Slo Pitch features a fully female and/or non-binary led creative team, a key cast that is 50 percent BIPOC, 70% of the cast and crew identifying as female or non-binary, and 80% of key cast identifying as LGBTQ+. The cast includes Kirsten Rasmussen, Gwenlyn Cumyn, Karen Knox, Lane Webber, K Alexander, Khadijah Roberts-Abdullah, Amanda Cordner, Aisha Evelyna, and Chelsea Muirhead.

It premiered August 3, 2020 on OUTtvgo in Canada, and aired on OutTV's linear television channel in 2021. Slo Pitch was picked up by IFC (U.S. TV channel) and aired on their platform October 18, 2021.

Shortly after being picked up by IFC, Season Two premiered in June, 2022.
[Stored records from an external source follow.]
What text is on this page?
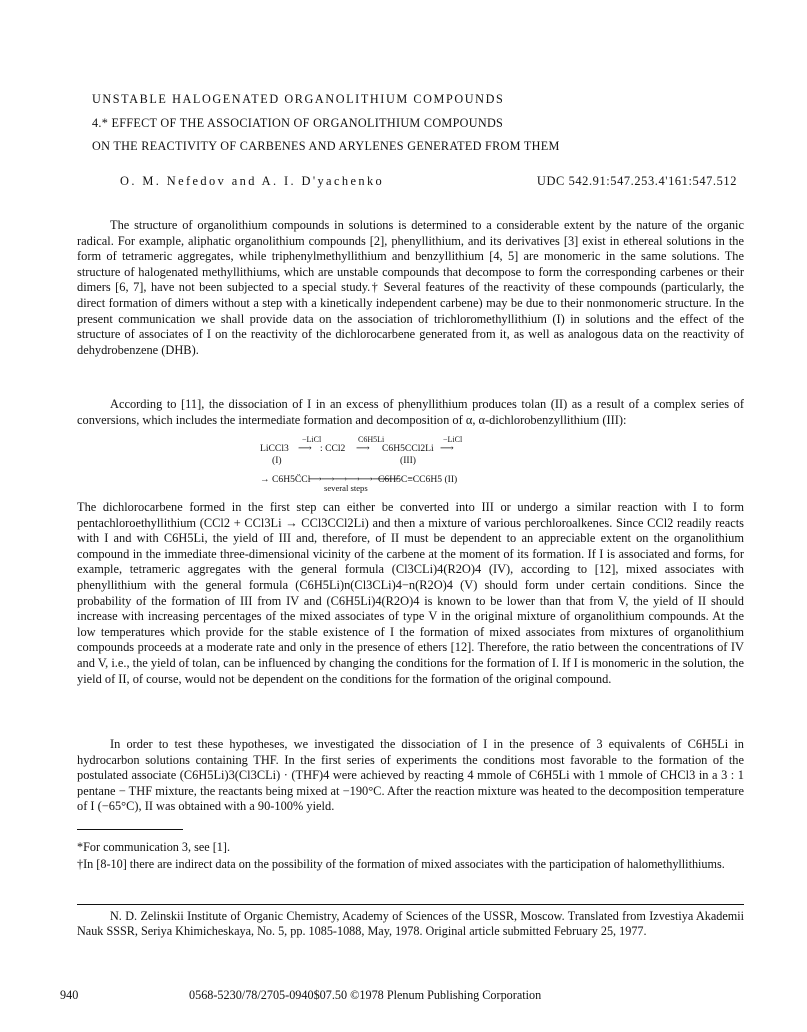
UNSTABLE HALOGENATED ORGANOLITHIUM COMPOUNDS
4.* EFFECT OF THE ASSOCIATION OF ORGANOLITHIUM COMPOUNDS
ON THE REACTIVITY OF CARBENES AND ARYLENES GENERATED FROM THEM
O. M. Nefedov and A. I. D'yachenko	UDC 542.91:547.253.4'161:547.512

The structure of organolithium compounds in solutions is determined to a considerable extent by the nature of the organic radical. For example, aliphatic organolithium compounds [2], phenyllithium, and its derivatives [3] exist in ethereal solutions in the form of tetrameric aggregates, while triphenylmethyllithium and benzyllithium [4, 5] are monomeric in the same solutions. The structure of halogenated methyllithiums, which are unstable compounds that decompose to form the corresponding carbenes or their dimers [6, 7], have not been subjected to a special study.† Several features of the reactivity of these compounds (particularly, the direct formation of dimers without a step with a kinetically independent carbene) may be due to their nonmonomeric structure. In the present communication we shall provide data on the association of trichloromethyllithium (I) in solutions and the effect of the structure of associates of I on the reactivity of the dichlorocarbene generated from it, as well as analogous data on the reactivity of dehydrobenzene (DHB).

According to [11], the dissociation of I in an excess of phenyllithium produces tolan (II) as a result of a complex series of conversions, which includes the intermediate formation and decomposition of α, α-dichlorobenzyllithium (III):

LiCCl3
−LiCl
⟶ : CCl2
C6H5Li
⟶ C6H5CCl2Li
−LiCl
⟶
(I)	(III)
→ C6H5C̈Cl
⟶⟶⟶⟶⟶⟶⟶
several steps
C6H5C≡CC6H5 (II)

The dichlorocarbene formed in the first step can either be converted into III or undergo a similar reaction with I to form pentachloroethyllithium (CCl2 + CCl3Li → CCl3CCl2Li) and then a mixture of various perchloroalkenes. Since CCl2 readily reacts with I and with C6H5Li, the yield of III and, therefore, of II must be dependent to an appreciable extent on the organolithium compound in the immediate three-dimensional vicinity of the carbene at the moment of its formation. If I is associated and forms, for example, tetrameric aggregates with the general formula (Cl3CLi)4(R2O)4 (IV), according to [12], mixed associates with phenyllithium with the general formula (C6H5Li)n(Cl3CLi)4−n(R2O)4 (V) should form under certain conditions. Since the probability of the formation of III from IV and (C6H5Li)4(R2O)4 is known to be lower than that from V, the yield of II should increase with increasing percentages of the mixed associates of type V in the original mixture of organolithium compounds. At the low temperatures which provide for the stable existence of I the formation of mixed associates from mixtures of organolithium compounds proceeds at a moderate rate and only in the presence of ethers [12]. Therefore, the ratio between the concentrations of IV and V, i.e., the yield of tolan, can be influenced by changing the conditions for the formation of I. If I is monomeric in the solution, the yield of II, of course, would not be dependent on the conditions for the formation of the original compound.

In order to test these hypotheses, we investigated the dissociation of I in the presence of 3 equivalents of C6H5Li in hydrocarbon solutions containing THF. In the first series of experiments the conditions most favorable to the formation of the postulated associate (C6H5Li)3(Cl3CLi) · (THF)4 were achieved by reacting 4 mmole of C6H5Li with 1 mmole of CHCl3 in a 3 : 1 pentane − THF mixture, the reactants being mixed at −190°C. After the reaction mixture was heated to the decomposition temperature of I (−65°C), II was obtained with a 90-100% yield.

*For communication 3, see [1].
†In [8-10] there are indirect data on the possibility of the formation of mixed associates with the participation of halomethyllithiums.
N. D. Zelinskii Institute of Organic Chemistry, Academy of Sciences of the USSR, Moscow. Translated from Izvestiya Akademii Nauk SSSR, Seriya Khimicheskaya, No. 5, pp. 1085-1088, May, 1978. Original article submitted February 25, 1977.
940	0568-5230/78/2705-0940$07.50 ©1978 Plenum Publishing Corporation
The series was produced by Shaftesbury Films (Paige Haight) and Boss & Co (Michael Schram, Cumyn, and Knox), with funding from the Independent Production Fund and the Bell Fund.

Co-writers Knox and Cumyn met 12 years ago at George Brown Theatre School where they started collaborating on plays.

The show’s theme song is called "Play the Field", by Partner.

== Plot ==

=== Season 1 ===
The show follows a queer female softball team trying to make it to the championships of their competitive beer league in Toronto, Canada. The mockumentary focuses on an overly invested coach named Joanne, played by Kirsten Rasmussen, and her attempts to take her underdog team The Brovaries all the way to championships. Co-creator J Stevens says they got the idea for the show after playing many team sports, and witnessing the amount of drama that comes from the players.

== Characters ==

- Joanne (played by Kirsten Rasmussen) is the arguably too devoted coach of the Brovaries She's engaged to her longtime girlfriend Sasha, and works as a data analyst.
- Sasha (played by Chelsea Muirhead) is Joanne’s fiance. She is a successful lawyer.
- Boris (played by Karen Knox) is a German immigrant to Canada, and the second best player on the team.
- Ann (played by Gwenlyn Cumyn) plays second base on the Brovaries. She lives in Joanne and Sasha’s basement, and is carrying on an affair with two members of their rival team, The Toronto Blue Gays.
- Lee (played by Lane Webber) is the resident “mischievous” rookie for the Brovaries.
- Mel (played by Amanda Cordner) is the so-called MVP of the Brovaries. A former pro-player, Mel has returned to Toronto and given up her professional softball career.
- Zari (played by Khadijah Roberts-Abdullah) is the only heterosexual member of the Brovaries. In the first season, she tries to “set Boris up with her friend, which turns out to be a huge mess, but she uses a peanut allergy as a means to discuss cultural appropriation.”

== Television series ==
In June 2025, the television series adaptation Slo Pitch for CTV and Crave was announced by Bell Media. The series is from Elliot Page, who executive produces under his company PageBoy Productions. J Stevens, Karen Knox and Gwenlyn Cumyn are the creators, with Katie Ford and Jane Cooper Ford developing the series. In October 2025, it was announced that Emily Hampshire and Jess Salgueiro would lead the cast, alongside the series' creators Knox and Cumyn, Emma Hunter, Chelsea Muirhead, Lane Webber, Khadijah Roberts-Abdullah and Amanda Cordner. The guest cast are led by Ayami Sato, Varun Saranga, Laura de Carteret, Don MacLean Jr., Carolyn Taylor, Chris Locke, Chris Sandiford, and Nadine Bhabha who is also a writer on the series. The series premiered on September 25, 2026.

== Awards ==
The series was nominated for the LGBTQ+ Spirit Award at the 2020 TOWebfest.